We answer these questions in the paper with a comprehensive empirical investigation, and a learning algorithm. In machine learning, when a new learning algorithm is proposed, we often start with simple classical ML tasks such as regression and classification to analyse the generalization behavior of the algorithm. Hence, we follow such norms and show that VML can effectively solve these tasks. We also extend our study beyond classical ML tasks to more realistic tasks such as medical image classification.

In summary, we formulate the framework of verbalized machine learning (VML) and show its effectiveness in many ML tasks. In the perspective of VML, functions are parameterized by natural language. We design an algorithm that iteratively optimizes the natural language based parameters to find an approximation of the target function for a ML task. The advantages of VML includes: encoding prior knowledge by simply writing it down in natural language; automatic model selection; and, interpretability.

Q2: How the millions and billions of parameters of a language model are represented by natural language?

A2: There is a misunderstanding. We are not trying to represent the parameters of LLMs as natural language. In the perspective of VML, functions can be described or represented in natural language. For example, say we want to find a function that outputs “1” when an image contains a book, and outputs “0” otherwise. In classical ML, we can try a CNN to learn this function, which will be parameterized by matrices. In VML, the function can simply be a sentence: “outputs ‘1’ when an image contains a book, outputs ‘0’ otherwise.”.

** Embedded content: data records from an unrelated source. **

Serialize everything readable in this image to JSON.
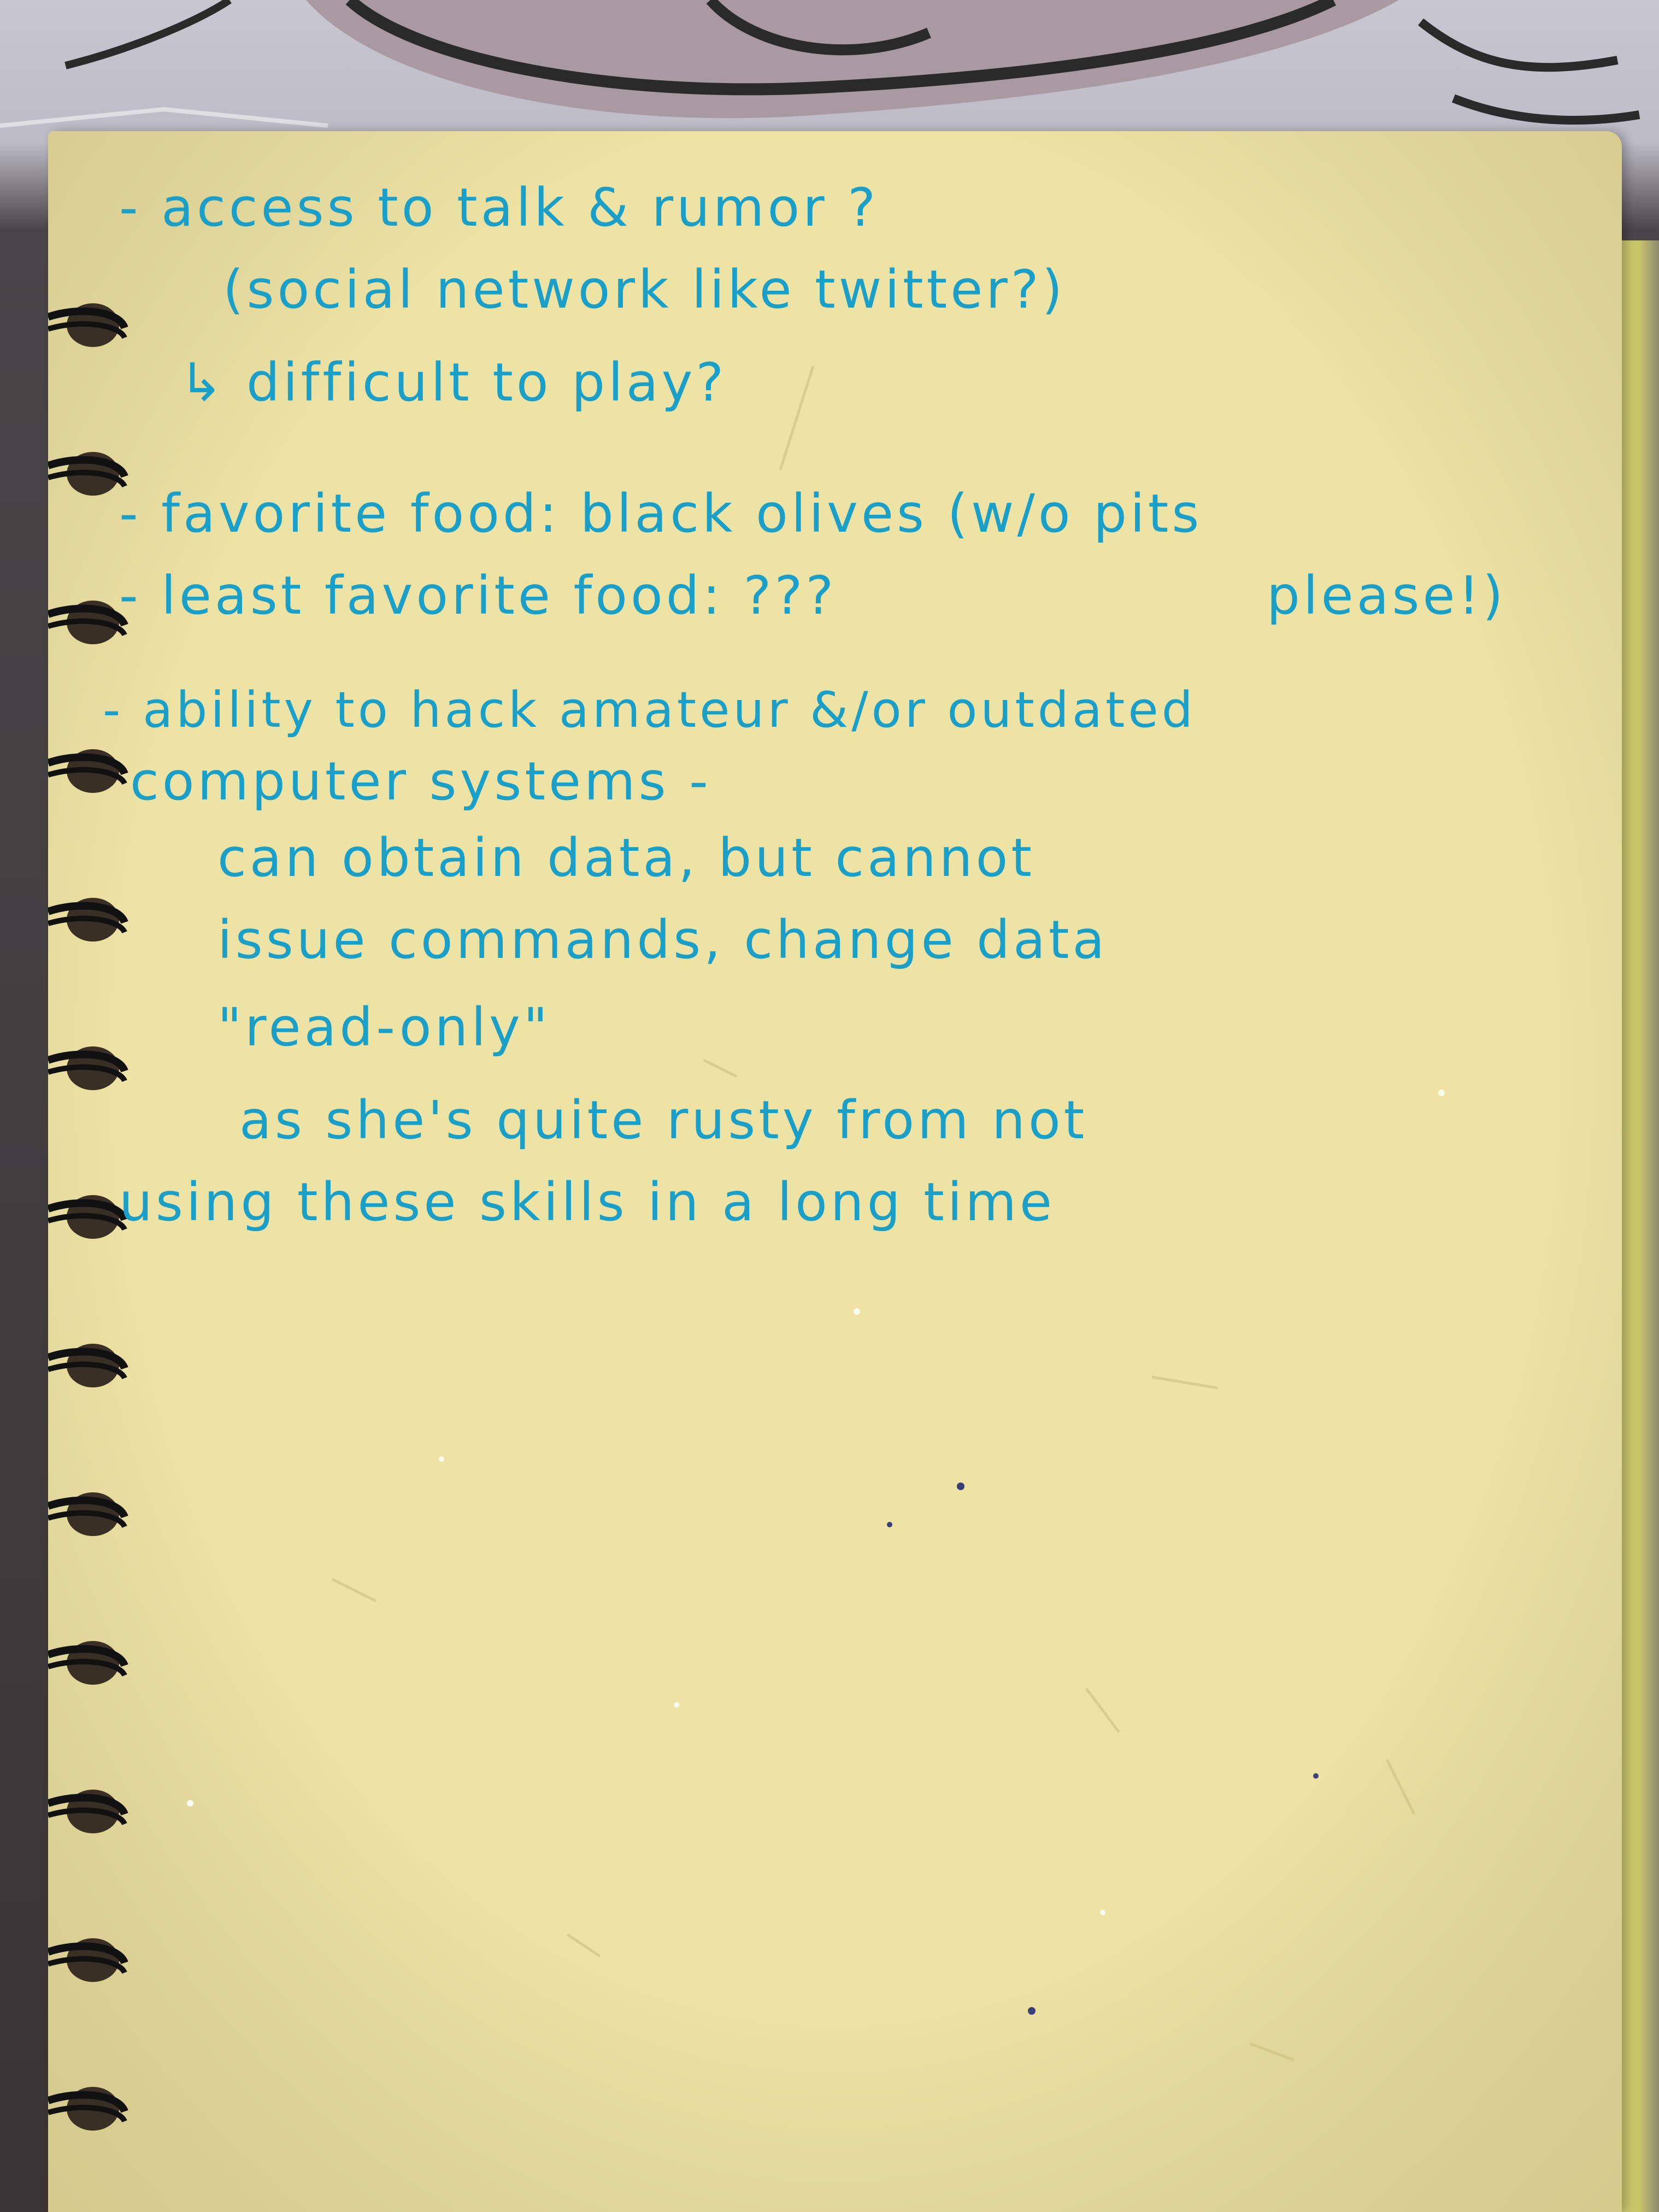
{
  "colors": {
    "ink": "#1a9fc9",
    "paper": "#ede3a4",
    "binding_wire": "#111111"
  },
  "note_lines": [
    "- access to talk & rumor ?",
    "(social network like twitter?)",
    "↳ difficult to play?",
    "- favorite food: black olives (w/o pits",
    "- least favorite food: ???",
    "please!)",
    "- ability to hack amateur &/or outdated",
    "computer systems -",
    "can obtain data, but cannot",
    "issue commands, change data",
    "\"read-only\"",
    "as she's quite rusty from not",
    "using these skills in a long time"
  ]
}
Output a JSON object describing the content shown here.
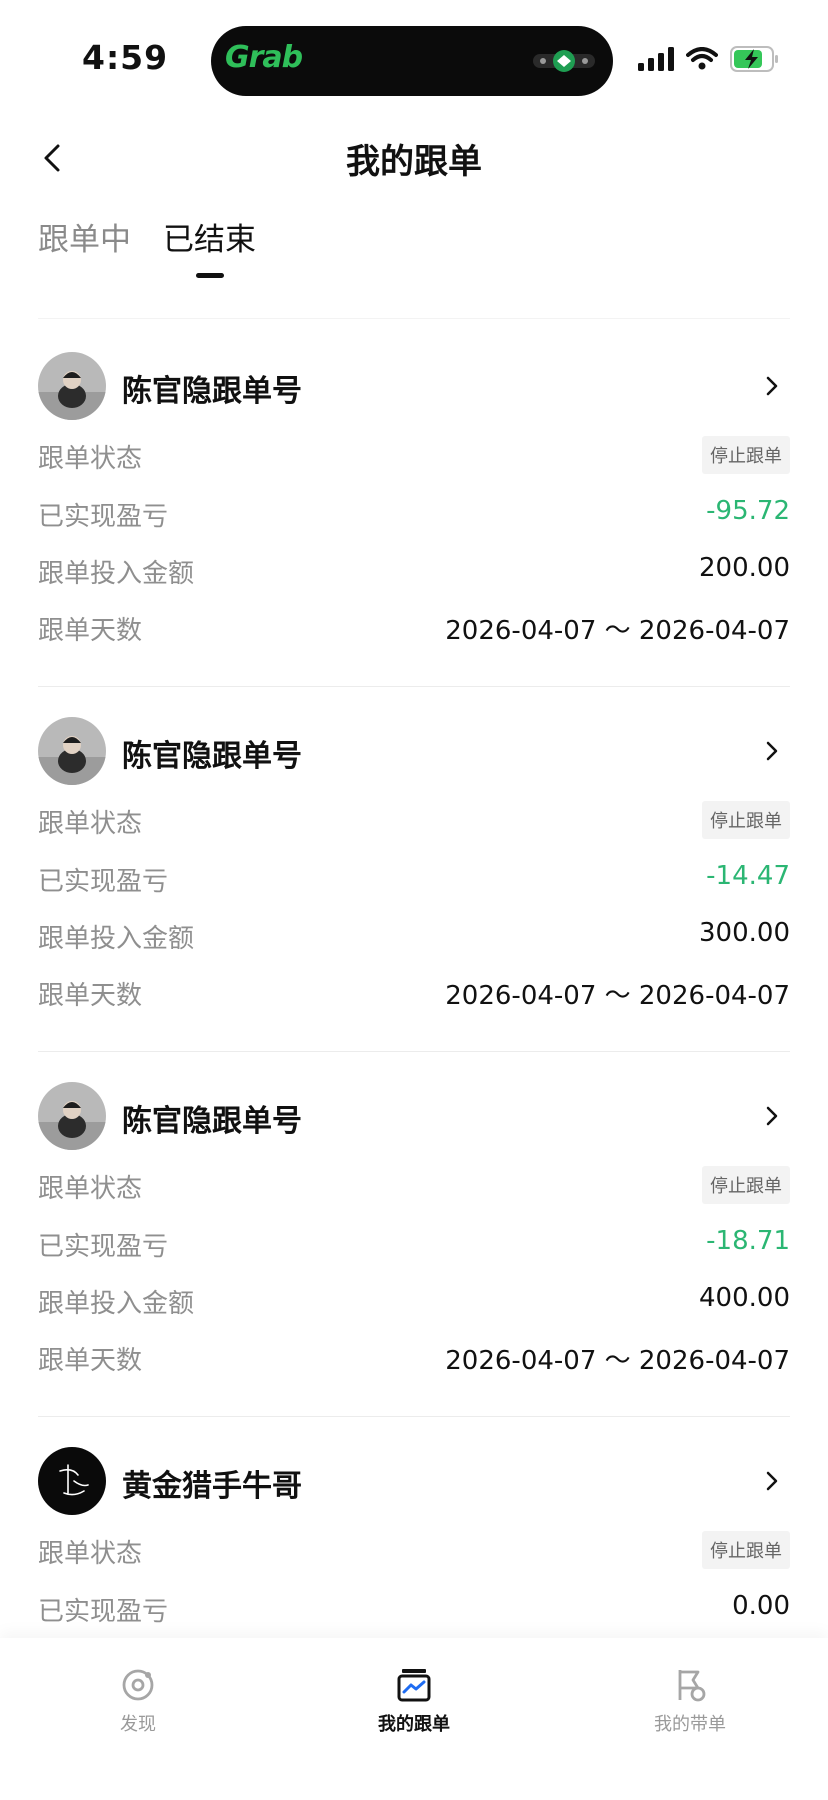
{
  "status_bar": {
    "time": "4:59",
    "island_app": "Grab",
    "icons": [
      "signal-icon",
      "wifi-icon",
      "battery-charging-icon"
    ]
  },
  "nav": {
    "title": "我的跟单",
    "back_icon": "chevron-left-icon"
  },
  "tabs": [
    {
      "label": "跟单中",
      "active": false
    },
    {
      "label": "已结束",
      "active": true
    }
  ],
  "colors": {
    "profit_negative": "#2bb673",
    "text_primary": "#111111",
    "text_secondary": "#8f8f8f",
    "badge_bg": "#f3f3f3"
  },
  "cards": [
    {
      "name": "陈官隐跟单号",
      "status_label": "跟单状态",
      "status_value": "停止跟单",
      "pnl_label": "已实现盈亏",
      "pnl_value": "-95.72",
      "amount_label": "跟单投入金额",
      "amount_value": "200.00",
      "days_label": "跟单天数",
      "days_value": "2026-04-07 ～ 2026-04-07"
    },
    {
      "name": "陈官隐跟单号",
      "status_label": "跟单状态",
      "status_value": "停止跟单",
      "pnl_label": "已实现盈亏",
      "pnl_value": "-14.47",
      "amount_label": "跟单投入金额",
      "amount_value": "300.00",
      "days_label": "跟单天数",
      "days_value": "2026-04-07 ～ 2026-04-07"
    },
    {
      "name": "陈官隐跟单号",
      "status_label": "跟单状态",
      "status_value": "停止跟单",
      "pnl_label": "已实现盈亏",
      "pnl_value": "-18.71",
      "amount_label": "跟单投入金额",
      "amount_value": "400.00",
      "days_label": "跟单天数",
      "days_value": "2026-04-07 ～ 2026-04-07"
    },
    {
      "name": "黄金猎手牛哥",
      "status_label": "跟单状态",
      "status_value": "停止跟单",
      "pnl_label": "已实现盈亏",
      "pnl_value": "0.00"
    }
  ],
  "tabbar": [
    {
      "label": "发现",
      "icon": "discover-icon",
      "active": false
    },
    {
      "label": "我的跟单",
      "icon": "copy-trade-icon",
      "active": true
    },
    {
      "label": "我的带单",
      "icon": "lead-trade-icon",
      "active": false
    }
  ]
}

To evaluate a function, we need an inference engine that can understand the parameterization. For example, for CNN, we need a GPU, which is able to do inference with matrices. For natural language parameterized functions, we need something that can understand natural language, which is an LLM with vision ability.

The optimizer in VML has to evaluate the natural language based loss function and update the natural language parameters by rewriting the sentence (i.e., function description).

Q3: This framework only functions with LLMs that are adept at following instructions, which limits its applicability to smaller or non-instruction-based models.

A3: Indeed the framework requires instruction-tuned LLMs, but this is not a limitation, it’s just a requirement. As we have elaborated in the response of Q2: in order to evaluate functions that are parameterized by natural language, we need an inference engine that can understand such language. Moreover, instruction-tuned LLMs are everywhere and easily accessible, such as open-source models like Llama.

Q4: Why it is worth applying this LLM-based VML framework to tasks like regression and classification in the paper, especially considering the potential costs and computational expense.

A4: We are not suggesting to use VML to solve simple regression and classification tasks. In machine learning, when a new learning algorithm is proposed, we often start with simple classical ML tasks such as regression and classification to analyse the dynamics of the algorithm. Hence, we follow such norms and analyse the effectiveness of VML using these simple tasks.

We do have experiments on more realistic tasks such as medical images classification in the paper, which highlight the unique features (e.g., interpretable model and training; easy encoding of prior knowledge) in VML that differ from the classical deep learning framework. Note that such features come at a reasonable cost, i.e., the compute required for the LLMs. Fortunately, as the LLM inference gets highly optimized in practice (eg, vLLM), this computation overhead is generally not a problem.

撤稿通知

2024-11-25

We sincerely thank all the reviewers and ACs for their time and efforts in reviewing our paper. We will take into account the suggestions and criticism to improve our paper. We are withdrawing our submission and will refine the paper for a better version.